The computer assaults have given fresh impetus to measures ordered by Clinton more than a year ago to protect the country's electronic infrastructure. Alerted to the threat of Moonlight Maze, the president has called for an extra $600m to help fund a variety of initiatives, including an infrastructure protection centre in the FBI to gauge the vulnerability of computer systems to attack.
 
He has ordered the military to develop its own information warfare capabilities to respond to such attacks. But Weldon, describing dependence on computer systems as "the Achilles heel of developed nations", said this is not enough.
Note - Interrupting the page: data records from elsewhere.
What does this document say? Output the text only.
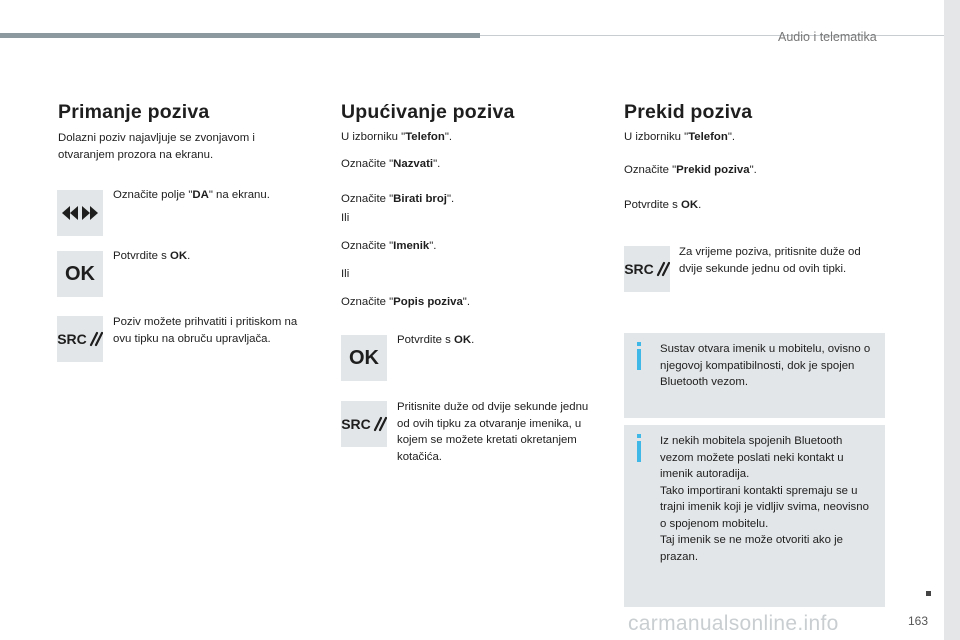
Audio i telematika
Primanje poziva
Dolazni poziv najavljuje se zvonjavom i otvaranjem prozora na ekranu.
Označite polje "DA" na ekranu.
OK
Potvrdite s OK.
SRC
Poziv možete prihvatiti i pritiskom na ovu tipku na obruču upravljača.
Upućivanje poziva
U izborniku "Telefon".
Označite "Nazvati".
Označite "Birati broj".
Ili
Označite "Imenik".
Ili
Označite "Popis poziva".
OK
Potvrdite s OK.
SRC
Pritisnite duže od dvije sekunde jednu od ovih tipku za otvaranje imenika, u kojem se možete kretati okretanjem kotačića.
Prekid poziva
U izborniku "Telefon".
Označite "Prekid poziva".
Potvrdite s OK.
SRC
Za vrijeme poziva, pritisnite duže od dvije sekunde jednu od ovih tipki.
Sustav otvara imenik u mobitelu, ovisno o njegovoj kompatibilnosti, dok je spojen Bluetooth vezom.
Iz nekih mobitela spojenih Bluetooth vezom možete poslati neki kontakt u imenik autoradija.
Tako importirani kontakti spremaju se u trajni imenik koji je vidljiv svima, neovisno o spojenom mobitelu.
Taj imenik se ne može otvoriti ako je prazan.
carmanualsonline.info	163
He is advocating the creation of a unit in the Pentagon under a senior commander to oversee the defence of computer systems.
 
According to other experts, America has been so preoccupied with beating the Y2K (year 2000) or millennium bug - a programming problem that could paralyse computers on the first stroke of the new year - that its military, scientific and commercial communities have neglected the overall security of their computer systems.
 
At the same time, the huge number of systems being overhauled to make them Y2K-compliant has heightened the risk of infiltration.
 
Alarmed by the theft of military documents whisked to Russia, American officials argue that the country should brace itself for other, equally disturbing forms of information warfare that, in theory, could bring the country to its knees.
 
China, Libya and Iraq are developing information warfare capabilities and, according to one White House official, "we see well-funded terrorist groups that also have such capabilities".
 
A series of war games conducted by experts last year revealed that the world's greatest superpower could be at the mercy of a handful of determined computer hackers paralysing airports, markets and military systems with a few taps on a computer laptop.
 
Suspicions that Russia is responsible are based partly on the involvement of Moscow-based internet servers in some attacks. But experts caution that evidence of a Russian hand in the operation may not signal a Kremlin connection.
 
"It could turn out to be Russian organised crime," said one expert. "And they could be acting as a front for the intelligence community."
 
Ironically, the Russians are pressing for an international treaty to freeze information warfare. "We cannot permit the emergence of a fundamentally new area of international confrontation," Sergei Ivanov, the former Russian foreign minister, wrote in a letter to Kofi Annan, the United Nations secretary-general in October.
 
Subsequently, Russia's relations with America have reached their lowest ebb since the cold war because of Nato's intervention in Yugoslavia. Relations with China have also suffered. An offensive in cyberspace may be their one way of retaliating without getting into a shooting war.